Histological and Masson’s trichrome analysis. Left lungs were fixed in 4% neutral buffered paraformaldehyde, pH 7.4, for 24 hours at room temperature, dehydrated in a series of ethanol and subsequently xylol and embedded in paraffin. Sections of the left lungs were cut at a thickness of 4 μm, rehydrated and stained with H&E (hematoxylin and eosin) and Masson’s Trichrome. Each successive field was individually assessed for the severity of interstitial fibrosis in a blinded method by two pathologists using the Ashcroft scoring system. All slides were evaluated histopathologically applying a semiquantitative grading: 1=minimal, 2=slight, 3= marked, 4=severe, 5= massive.

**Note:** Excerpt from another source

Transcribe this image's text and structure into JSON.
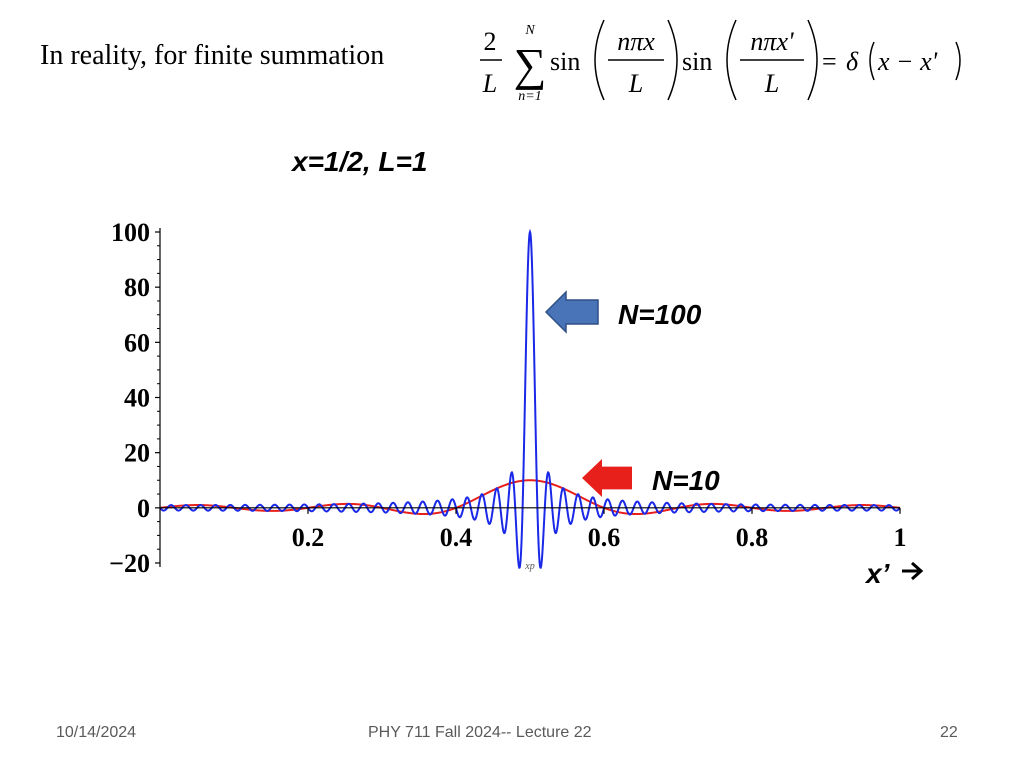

Immunohistochemistry. Immunostaining was done on formalin-fixed, paraffin-embedded mice lung tissue specimens, and 4 mm thick paraffin sections were cut. These sections were incubated overnight with anti-SIRT6 (1:200, PA5-13225, Sigma, MO, USA) and anti-p-S6 antibody (1:1000, #5364, CST, MA, USA) at a 1: 200 dilution in 5% FBS overnight and then incubated with the horseradish peroxidase-conjugated secondary antibody for 30 min at room temperature. The results were visualized by reaction with diaminobenzidine (DAB, 3,3′-diaminobenzidine tetrahydrochloride) and counterstaining with hematoxylin.
Cell Proliferation Assay. MRC5 was plated at a density of 1.0 ×103 cells/well in 96-well plates. The cells were cultured in the corresponding serum-free medium for 24 h. Cell viability was examined using10 mL/well CCK-8 solution (Dojindo, Kumamoto, Japan). After incubating for 2 h, the absorbance was measured at 450 nm.
Quantitative Real-Time PCR (qRT-PCR). Total RNA was extracted using the TRIzol reagent (Invitrogen, Carlsbad, CA) according to manufacturer’s instructions. Then, reverse transcription was performed to get the first strand cDNA by using the PrimeScript® RT reagent kit (TaKaRa, Dalian, China). The expression level of a-SMA, CTGF were determined by qPCR reactions and were performed by using the ABI 7500 Fast system (Applied Biosystems, CA) with SYBR green (TaKaRa). The 2−ΔΔCt method was used for quantification. All reactions were triplicated. The relative expression of Collagen1, 3, Fibronectin, MMP3 were respectively normalized to GAPDH.
Statistical Analysis. Results are presented as means ± SEM. Significance of the differences between means was assessed using one-way analysis of variance or a two-tailed Student’s t-test. Values of P less than 0.05 were considered significant.